No-holds-barred Thanksgiving feasts can be tricky to navigate when you are trying to keep your blood sugar in control. But before you surrender to foods that make your glucose sky rocket, consider this twist on a comfort food classic based on a Prevention magazine recipe. Start off the fall feast with this aromatic and vitamin-rich soup to keep hunger and portions in check.

Included in this recipe is Curry Powder… a popular spice mix that has a number of valuable health benefits:

  • Blood Sugar Regulation
  • Protection against Heart Disease
  • Ease Pain and Inflammation
  • Boost Bone Health, plus much more…

Curried Butternut Squash Soup

Prep Time: 15 minutes
Cook Time: 35 minutes
Servings: 8


1 butternut squash, halved and seeded
2 tsp vegetable oil
1 large onion, chopped
1 rib celery, finely chopped
2 cloves garlic, minced
2 tsp curry powder
1 Tbsp grated fresh ginger
½ cup white wine or apple juice
2 cans (14.5 oz. each) reduced-sodium chicken or vegetable broth
¼ tsp salt
½ cup low-fat plain yogurt, at room temperature


  1. PLACE the squash, cut side down, on a microwaveable tray. Microwave on high power, rotating once, for 8 to 10 minutes. Remove and let stand for 5 minutes. Scoop out the flesh and place in a large bowl.
  2. MEANWHILE, warm the oil in a Dutch oven over medium heat. Add the onion, celery, and garlic. Cook, stirring often, for 10 minutes, or until the vegetables are soft. Add the curry powder and ginger. Cook for 3 minutes. Add the wine or apple juice. Bring to a boil. Add the broth, the reserved squash, and salt. Reduce the heat to medium.
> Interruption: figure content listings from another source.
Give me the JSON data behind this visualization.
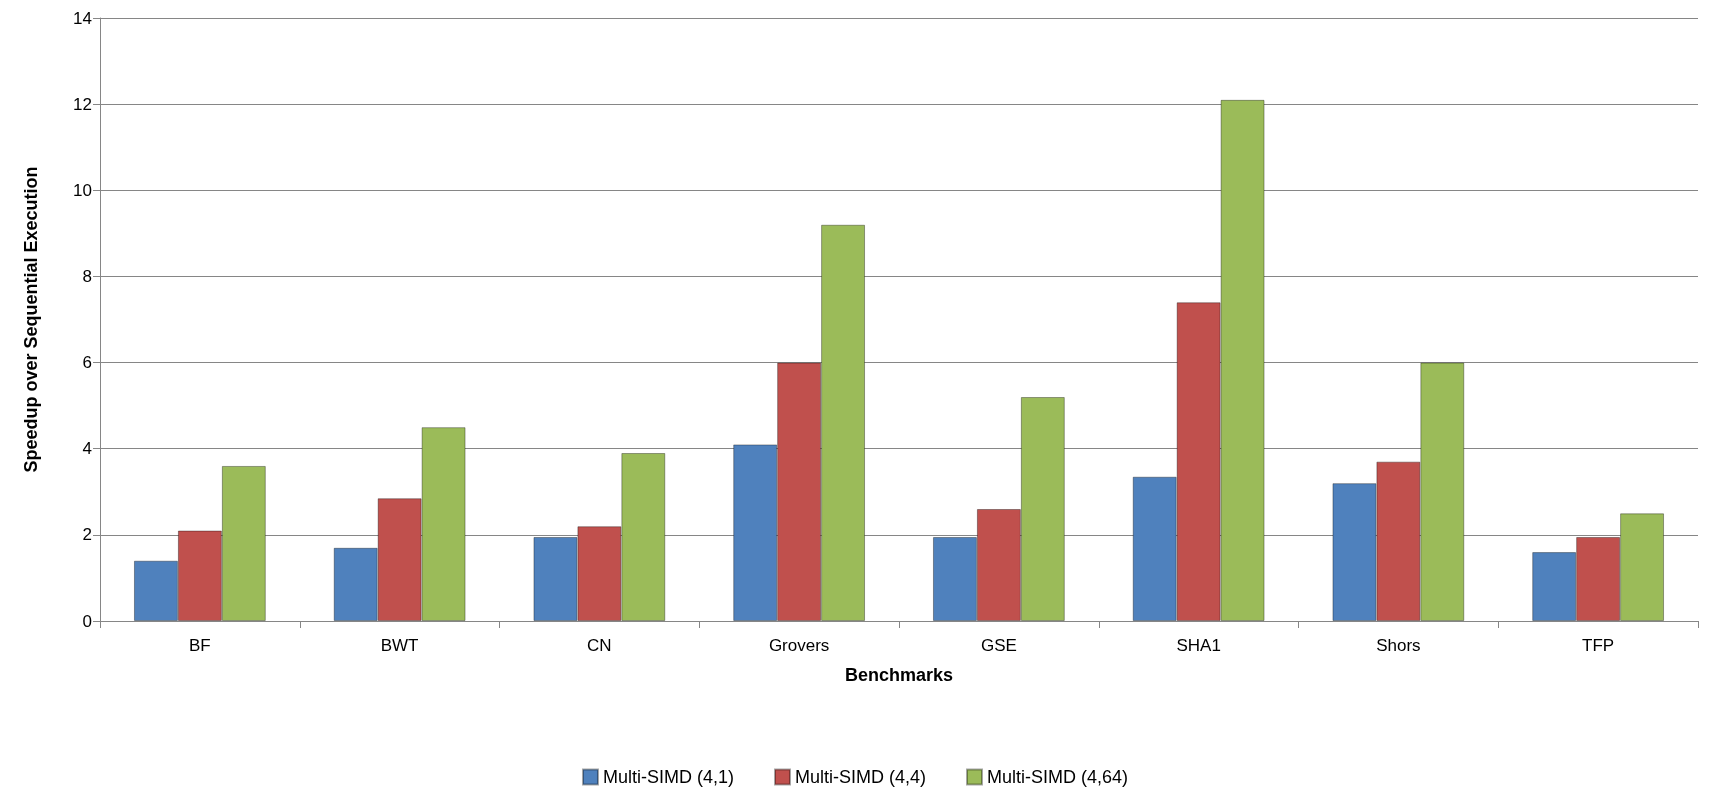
{
  "chart_data": {
    "type": "bar",
    "xlabel": "Benchmarks",
    "ylabel": "Speedup over Sequential Execution",
    "categories": [
      "BF",
      "BWT",
      "CN",
      "Grovers",
      "GSE",
      "SHA1",
      "Shors",
      "TFP"
    ],
    "series": [
      {
        "name": "Multi-SIMD (4,1)",
        "color": "#4f81bd",
        "values": [
          1.4,
          1.7,
          1.95,
          4.1,
          1.95,
          3.35,
          3.2,
          1.6
        ]
      },
      {
        "name": "Multi-SIMD (4,4)",
        "color": "#c0504d",
        "values": [
          2.1,
          2.85,
          2.2,
          6.0,
          2.6,
          7.4,
          3.7,
          1.95
        ]
      },
      {
        "name": "Multi-SIMD (4,64)",
        "color": "#9bbb59",
        "values": [
          3.6,
          4.5,
          3.9,
          9.2,
          5.2,
          12.1,
          6.0,
          2.5
        ]
      }
    ],
    "ylim": [
      0,
      14
    ],
    "yticks": [
      0,
      2,
      4,
      6,
      8,
      10,
      12,
      14
    ],
    "grid": "y",
    "legend": "bottom"
  }
}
Cook for 10 minutes.
  3. TRANSFER the soup to a blender or food processor in batches. Puree until smooth. Return to the pot. Stir in yogurt.

Nutrition (per serving) 74 calories, 2 g fat, 0 g saturated fat, 2 g protein, 12 g carbohydrates, 4 g sugar, 2 g fiber, 317 mg sodium

Key Ingredient Benefits

Butternut Squash: Most varieties of winter squash are rich in vitamins C and A (in the form of beta-carotene), two antioxidants that help prevent cancer, heart disease, and some eye problems. That’s why color is important–the darker the squash, the more beta-carotene and other nutrients it contains. Winter squash is also a good source of iron and riboflavin.

Chicken broth: This has been used for treating common colds for centuries. The heat, fluid, and salt may help in the removal of pathogens. Also, the broth may contain important minerals in a form the body can absorb easily – calcium, magnesium, phosphorus, silicon, sulphur and trace minerals. The gelatin present in the broth contains amino acids to support health.

Curry Powder: This ingredient can have a blend of several different spices but usually include coriander, turmeric, cumin, fenugreek, and red pepper in their blends. Many of curry ingredients show potential benefits for inflammation, cardiovascular health, immunity, blood sugar regulation, and cancer prevention.

Onion: This common ingredient contains a number of flavonoids, one being quercetin (found in Juvenon’s Energy Formula). This nutrient has been demonstrated in studies to protect the liver, cool the fire of inflammation and has anti-cancer properties. Quercetin may help in weight control by reducing fat synthesis and increasing fat burning.

Yogurt: This healthy dairy fav contains lactobacillus, a probiotic demonstrated to have positive effects on the health of the digestive system as well as the immune system. Yogurt is rich in calcium, phosphorus, riboflavin-vitamin B2 and iodine and contains vitamin B12 (found in Juvenon’s Energy Formula), pantothenic acid (vitamin B5), zinc, potassium, protein and molybdenum.